Варела был прав, когда сказал, что Дин обратил на себя внимание со стороны русских задолго до конгресса в Хельсинки. Произошло это в мае 62-го, когда Дин бросил вызов американским властям, не убоявшись публичной дружбы с вратарем Львом Яшиным. И хотя этот поступок во многом можно было назвать импульсивным, однако о нем немедленно было доложено в Москву по линии КГБ и Международного отдела ЦК КПСС. Именно тогда там впервые услышали имя американского певца Дина Рида. Однако дальше обыкновенной симпатии дело тогда не пошло: все-таки среди американских деятелей культуры людей, открыто выражавших свои добрые чувства к СССР, было достаточно.
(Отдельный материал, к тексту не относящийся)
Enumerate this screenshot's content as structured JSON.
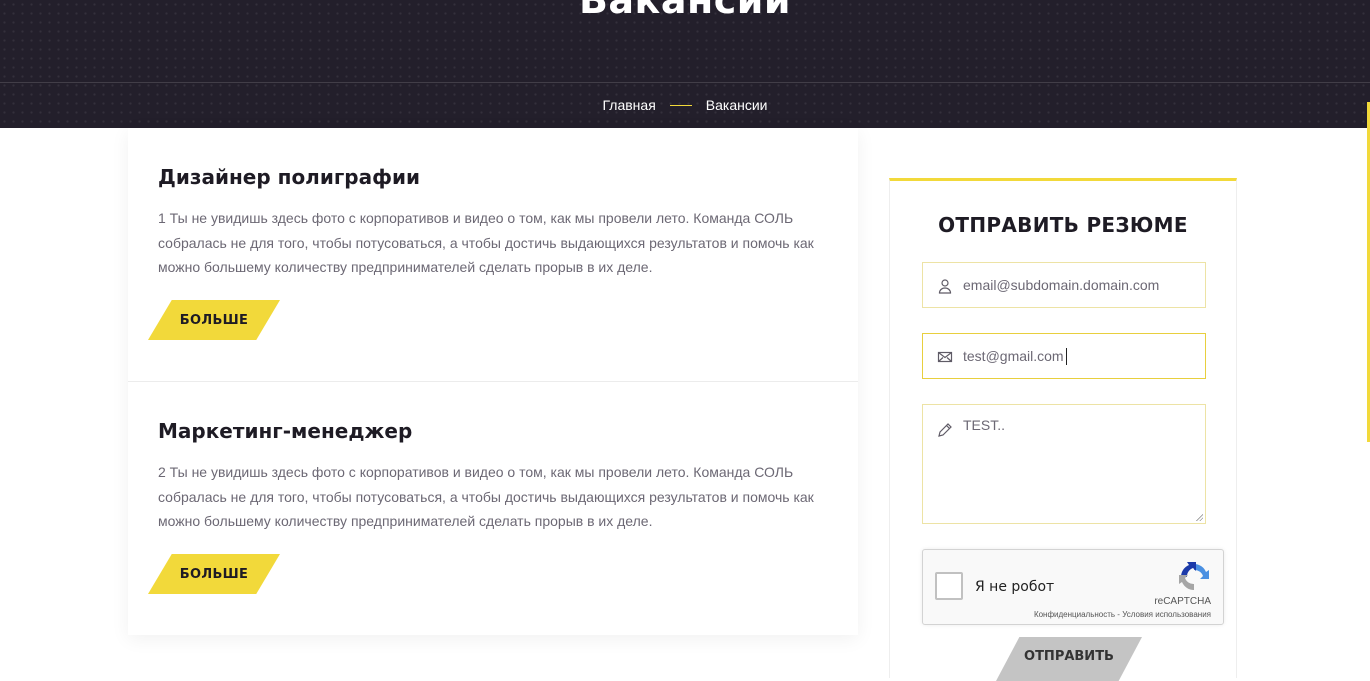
{
  "hero": {
    "title": "Вакансии",
    "breadcrumb": [
      "Главная",
      "Вакансии"
    ]
  },
  "colors": {
    "accent": "#f2d93a",
    "hero_bg": "#231f2b",
    "text_dark": "#1e1b24",
    "text_muted": "#6c6874"
  },
  "vacancies": [
    {
      "title": "Дизайнер полиграфии",
      "description": "1 Ты не увидишь здесь фото с корпоративов и видео о том, как мы провели лето. Команда СОЛЬ собралась не для того, чтобы потусоваться, а чтобы достичь выдающихся результатов и помочь как можно большему количеству предпринимателей сделать прорыв в их деле.",
      "button": "БОЛЬШЕ"
    },
    {
      "title": "Маркетинг-менеджер",
      "description": "2 Ты не увидишь здесь фото с корпоративов и видео о том, как мы провели лето. Команда СОЛЬ собралась не для того, чтобы потусоваться, а чтобы достичь выдающихся результатов и помочь как можно большему количеству предпринимателей сделать прорыв в их деле.",
      "button": "БОЛЬШЕ"
    }
  ],
  "resume_form": {
    "title": "ОТПРАВИТЬ РЕЗЮМЕ",
    "name_field": {
      "value": "email@subdomain.domain.com",
      "icon": "user-icon"
    },
    "email_field": {
      "value": "test@gmail.com",
      "icon": "envelope-icon"
    },
    "message_field": {
      "value": "TEST..",
      "icon": "pencil-icon"
    },
    "captcha": {
      "label": "Я не робот",
      "brand": "reCAPTCHA",
      "terms": "Конфиденциальность - Условия использования"
    },
    "submit": "ОТПРАВИТЬ"
  }
}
Но последующие события показали, что Дин Рид пошел дальше всех: он переехал жить в Аргентину и начал контактировать с тамошними коммунистами. И в итоге по их приглашению приехал в Хельсинки на конгресс ВСМ, хотя прекрасно отдавал себе отчет в том, чем эта поездка может ему грозить. Но Дина это не испугало. Более того, в первые же дни своего пребывания на конгрессе он взял интервью у советской космонавтки Валентины Терешковой, твердо пообещав ей, что обязательно включит эту запись в свое телевизионное шоу. Короче, все эти поступки Дина ясно указывали на то, что его симпатии к коммунистам отнюдь не случайность, а вполне осознанный выбор. Правда, по линии КГБ на его счет все еще оставались сомнения: он мог играть двойную игру, будучи завербованным ЦРУ или ФБР. Однако проверить эти сомнения можно было только на практике: например, во время его приезда в Москву.
Конгресс завершился 15 июля. И в тот же день пути Дина и его аргентинских друзей разошлись: он отправился в Москву, а они – к себе на родину. Звонить Патрисии Дин не стал, а поручил эту миссию Вареле, который должен был объяснить женщине, как и почему ее супруг отправился в столицу первого в мире государства рабочих и крестьян. Когда Патрисия об этом узнала, она от неожиданности даже присела на стул. Но Варела успокоил ее, сообщив, что эта поездка продлится от силы день-два.
– Он вернется уже к концу этой недели, – сказал Варела, подавая Патрисии стакан с водой. – Однако распространяться об этом не стоит.
Последнее предупреждение было лишним: Патрисия и сама прекрасно понимала, что ее муж серьезно рискует, посещая Москву. Другое дело, она ясно отдавала себе отчет, что скрыть эту информацию все равно не удастся: ищейки местной госбезопасности СИДЕ или военной разведки все равно все пронюхают (президент Ильиа хоть и считался демократом, однако был у власти всего два года и не имел достаточного авторитета в аргентинских спецслужбах, многие сотрудники которых оставались приверженцами военной диктатуры). Так оно и вышло: уже в первые же часы после прилета аргентинской делегации в Буэнос-Айрес местные спецслужбы были поставлены своими информаторами (в составе делегации их было несколько) в известность, куда именно отправился Дин Рид. И это несмотря на то, что отъезд Дина в Москву был обставлен по всем правилам конспирации.